実際には、真に例外的な問題というものはきわめて少ない。
したがって、それらしきものにであっても、「真に例外的なことか、
それともまだわからない何か新しいことの最初の表れか」を問う必要が
ある。
第四に、そのような何か新しい種類の基本的、一般的な問題の最初の
表れとしての問題がある。
今日では、前述の北米大陸北東部の停電やサリドマイド禍が、基本的な
解決策が見出されないかぎり何度でも起こりうる種類の最初の表れに
すぎなかったことが明らかになっている。
真に例外的な問題を除き、あらゆるケースが基本の理解に基づく解決策を
必要とする。

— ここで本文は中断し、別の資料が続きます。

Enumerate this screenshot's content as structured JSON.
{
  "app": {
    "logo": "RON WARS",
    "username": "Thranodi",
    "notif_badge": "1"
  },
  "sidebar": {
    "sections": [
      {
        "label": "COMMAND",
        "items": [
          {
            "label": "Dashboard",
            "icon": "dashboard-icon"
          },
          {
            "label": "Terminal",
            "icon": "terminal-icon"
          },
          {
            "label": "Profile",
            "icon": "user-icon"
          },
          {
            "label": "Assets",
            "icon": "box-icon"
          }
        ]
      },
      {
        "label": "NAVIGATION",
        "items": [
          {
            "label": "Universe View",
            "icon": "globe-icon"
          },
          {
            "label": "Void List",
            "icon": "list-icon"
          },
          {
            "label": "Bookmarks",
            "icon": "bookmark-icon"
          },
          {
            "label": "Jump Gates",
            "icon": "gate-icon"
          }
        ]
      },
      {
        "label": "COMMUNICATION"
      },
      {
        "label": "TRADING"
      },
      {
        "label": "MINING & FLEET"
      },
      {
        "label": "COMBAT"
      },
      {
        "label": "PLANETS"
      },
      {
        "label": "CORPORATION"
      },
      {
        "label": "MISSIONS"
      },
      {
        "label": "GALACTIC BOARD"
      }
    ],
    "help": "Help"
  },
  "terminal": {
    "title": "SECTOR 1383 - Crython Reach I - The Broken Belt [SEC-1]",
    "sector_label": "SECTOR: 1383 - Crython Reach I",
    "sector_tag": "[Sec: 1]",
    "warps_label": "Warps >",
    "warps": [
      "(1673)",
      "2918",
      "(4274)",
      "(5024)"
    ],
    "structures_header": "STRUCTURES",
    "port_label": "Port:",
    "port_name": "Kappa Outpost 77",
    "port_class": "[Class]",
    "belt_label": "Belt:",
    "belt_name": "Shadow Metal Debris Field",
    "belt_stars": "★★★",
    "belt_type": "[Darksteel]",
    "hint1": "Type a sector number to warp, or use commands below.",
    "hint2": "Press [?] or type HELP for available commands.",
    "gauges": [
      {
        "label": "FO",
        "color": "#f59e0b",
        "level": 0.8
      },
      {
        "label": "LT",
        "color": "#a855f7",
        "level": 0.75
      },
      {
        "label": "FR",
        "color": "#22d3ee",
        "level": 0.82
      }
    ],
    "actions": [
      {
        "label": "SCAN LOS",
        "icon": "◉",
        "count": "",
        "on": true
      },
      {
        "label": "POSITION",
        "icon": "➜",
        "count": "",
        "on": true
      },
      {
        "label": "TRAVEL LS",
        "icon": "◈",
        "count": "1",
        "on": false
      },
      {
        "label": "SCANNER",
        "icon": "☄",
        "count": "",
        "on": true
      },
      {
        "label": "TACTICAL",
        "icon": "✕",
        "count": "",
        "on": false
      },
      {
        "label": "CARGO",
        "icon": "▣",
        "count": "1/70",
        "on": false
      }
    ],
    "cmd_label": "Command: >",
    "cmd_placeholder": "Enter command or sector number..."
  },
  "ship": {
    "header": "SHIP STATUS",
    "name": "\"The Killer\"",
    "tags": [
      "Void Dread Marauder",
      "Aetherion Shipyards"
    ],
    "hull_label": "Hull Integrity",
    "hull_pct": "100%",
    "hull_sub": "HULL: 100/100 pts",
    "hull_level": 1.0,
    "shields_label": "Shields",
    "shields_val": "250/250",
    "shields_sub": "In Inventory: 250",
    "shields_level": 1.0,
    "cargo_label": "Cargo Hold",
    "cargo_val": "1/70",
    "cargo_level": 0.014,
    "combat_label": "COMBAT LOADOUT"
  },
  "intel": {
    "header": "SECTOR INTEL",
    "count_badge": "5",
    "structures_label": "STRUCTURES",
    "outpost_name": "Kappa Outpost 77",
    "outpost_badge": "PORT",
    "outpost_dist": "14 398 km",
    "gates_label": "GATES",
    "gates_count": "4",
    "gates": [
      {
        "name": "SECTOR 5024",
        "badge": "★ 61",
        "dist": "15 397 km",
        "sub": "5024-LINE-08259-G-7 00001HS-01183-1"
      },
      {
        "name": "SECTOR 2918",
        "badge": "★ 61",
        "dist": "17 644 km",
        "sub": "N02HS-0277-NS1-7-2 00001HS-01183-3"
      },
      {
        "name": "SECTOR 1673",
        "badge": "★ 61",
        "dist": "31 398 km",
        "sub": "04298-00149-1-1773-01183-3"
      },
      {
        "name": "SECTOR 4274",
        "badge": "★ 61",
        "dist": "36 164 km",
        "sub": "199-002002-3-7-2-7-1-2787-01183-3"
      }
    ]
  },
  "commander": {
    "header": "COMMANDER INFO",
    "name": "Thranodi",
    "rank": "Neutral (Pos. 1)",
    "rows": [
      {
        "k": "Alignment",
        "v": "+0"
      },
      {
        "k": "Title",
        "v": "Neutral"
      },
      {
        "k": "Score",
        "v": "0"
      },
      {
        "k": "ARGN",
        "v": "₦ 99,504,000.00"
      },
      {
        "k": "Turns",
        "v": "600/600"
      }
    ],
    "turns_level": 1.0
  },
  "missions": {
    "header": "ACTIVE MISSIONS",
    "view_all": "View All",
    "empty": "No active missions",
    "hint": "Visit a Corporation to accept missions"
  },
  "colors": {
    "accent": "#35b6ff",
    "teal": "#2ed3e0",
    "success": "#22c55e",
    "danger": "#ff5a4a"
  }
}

原則、方針、基本による解決を必要とする。
一度正しい基本を得るならば、同じ状況から発する問題はすべて実務的に
処理できる。問題の具体的な状況に応じて原則を適用できる。
もちろん真に例外的な問題は個別に処理しなければならない。
例外的な問題のために原則をつくることはできない。
したがって意思決定の成果をあげるには、まず時間をかけ、問題が四種類の
いずれであるかを知らなければならない。問題の種類を間違って理解する
ならば決定も間違う。
圧倒的に多く見られる間違いは一般的な問題を例外的な問題の連続として
みることである。一般的な問題としての理解を欠く解決についての基本を
欠くために、その場しのぎで処理する。結果は常に失敗と不毛である。
内政外交を問わずケネディ政権の政策がほとんど失敗したのはこのためで
ある。閣僚の優秀さにもかかわらず、ケネディ政権が成功したのはキューバの
ミサイル危機への対処に於いてだけだった。
その他についてはほとんど何もできなかった。
その主たる原因は、閣僚たちがプラグマティズム、現実主義と呼んでいた
ものにあった。すなわち原則や方針を策定せず、あらゆる問題をそのつど
解決することにこだわったためだった。
しかも当のケネディ政権の閣僚を含め、誰も目にも、当時政策の基礎として
いた根本的な前提、すなわち第二次世界大戦後の政策の基本的な前提の
すべてが、国際的にも国内的にもますます非現実的となっていることは
明らかだった。
この続きは、次回に。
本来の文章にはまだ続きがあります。